An employee’s normal hours of work is one of the pieced of information that has to be put in writing to the employee within two months of the commencement of the employment.

Under the Working Time Regulations 1998 there is a cap on the hrs of work that a worker may work in a week. The limit is set at 48 hours per week. There are some important exemptions to this restriction. In particular those people, whose working time is not measured or pre-determined or can be determined by themselves, are exempt from the 48 hours limit.

This will apply to many managing executives, and family business workers. The 48 hour limit is one taken as an average over 17 weeks. This enables shorter bursts of work within that period to include working in access of 48 hours in a week, so long as the average still comes within the 48 hours limit.

Working time is defined as including any period in which the individual is actually working, at the employer’s disposal and carrying out his/her activities or duties, plus any period of relevant training. Such training will include any work experience or training course or programme of training for employment. The working time also includes business travel time (but not normal travel to usual workplace from home and back). Time spent “on –call” will count as working time if spent at the work place, even if not actually performing work for some of that time. If the individual “on-call” can genuinely pursue his/her interests away from the work place, any such time spent away from actual work will NOT count as working time. These rules may pose particular problems for nursing homes and other organisations providing 24 hour care services.

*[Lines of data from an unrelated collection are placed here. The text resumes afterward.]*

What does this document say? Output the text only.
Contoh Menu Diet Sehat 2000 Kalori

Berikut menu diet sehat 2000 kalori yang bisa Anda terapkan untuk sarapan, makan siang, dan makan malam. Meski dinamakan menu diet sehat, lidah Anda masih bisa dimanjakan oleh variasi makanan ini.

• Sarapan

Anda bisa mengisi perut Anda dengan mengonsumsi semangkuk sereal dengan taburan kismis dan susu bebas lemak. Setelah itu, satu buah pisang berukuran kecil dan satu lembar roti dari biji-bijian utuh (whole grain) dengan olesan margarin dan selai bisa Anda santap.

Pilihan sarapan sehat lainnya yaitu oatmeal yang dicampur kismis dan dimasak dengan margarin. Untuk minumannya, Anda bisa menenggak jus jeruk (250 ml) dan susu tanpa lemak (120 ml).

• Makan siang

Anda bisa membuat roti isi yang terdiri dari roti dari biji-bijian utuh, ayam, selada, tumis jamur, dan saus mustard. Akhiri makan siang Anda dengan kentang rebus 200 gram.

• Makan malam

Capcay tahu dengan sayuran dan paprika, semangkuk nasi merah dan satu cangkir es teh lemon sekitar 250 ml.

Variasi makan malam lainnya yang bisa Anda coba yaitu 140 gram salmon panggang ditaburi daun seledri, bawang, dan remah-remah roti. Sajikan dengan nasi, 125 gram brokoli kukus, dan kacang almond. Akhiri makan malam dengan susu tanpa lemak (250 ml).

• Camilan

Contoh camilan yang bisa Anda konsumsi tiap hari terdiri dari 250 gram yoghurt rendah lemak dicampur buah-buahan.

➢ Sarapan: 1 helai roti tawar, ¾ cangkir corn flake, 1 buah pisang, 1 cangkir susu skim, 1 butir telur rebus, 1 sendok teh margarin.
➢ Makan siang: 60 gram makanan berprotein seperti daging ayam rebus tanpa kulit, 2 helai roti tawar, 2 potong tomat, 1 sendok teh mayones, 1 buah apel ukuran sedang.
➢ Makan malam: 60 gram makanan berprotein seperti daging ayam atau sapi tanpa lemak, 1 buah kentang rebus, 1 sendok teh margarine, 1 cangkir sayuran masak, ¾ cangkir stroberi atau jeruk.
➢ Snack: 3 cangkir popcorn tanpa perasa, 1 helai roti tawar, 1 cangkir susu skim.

Under the Working Time Regulations it is permissible for individuals to opt-out of the 48 hour limit.

Rest breaks do not count as working time under the regulations. The Working Time Regulations also stipulate minimum daily rest breaks, weekly rest breaks, and a minimum break entitlement during a working day.

There are distinct rules on night work, and the limits on night work. In addition there are rules which restrict the hours of work of young workers, and people under school leaving age.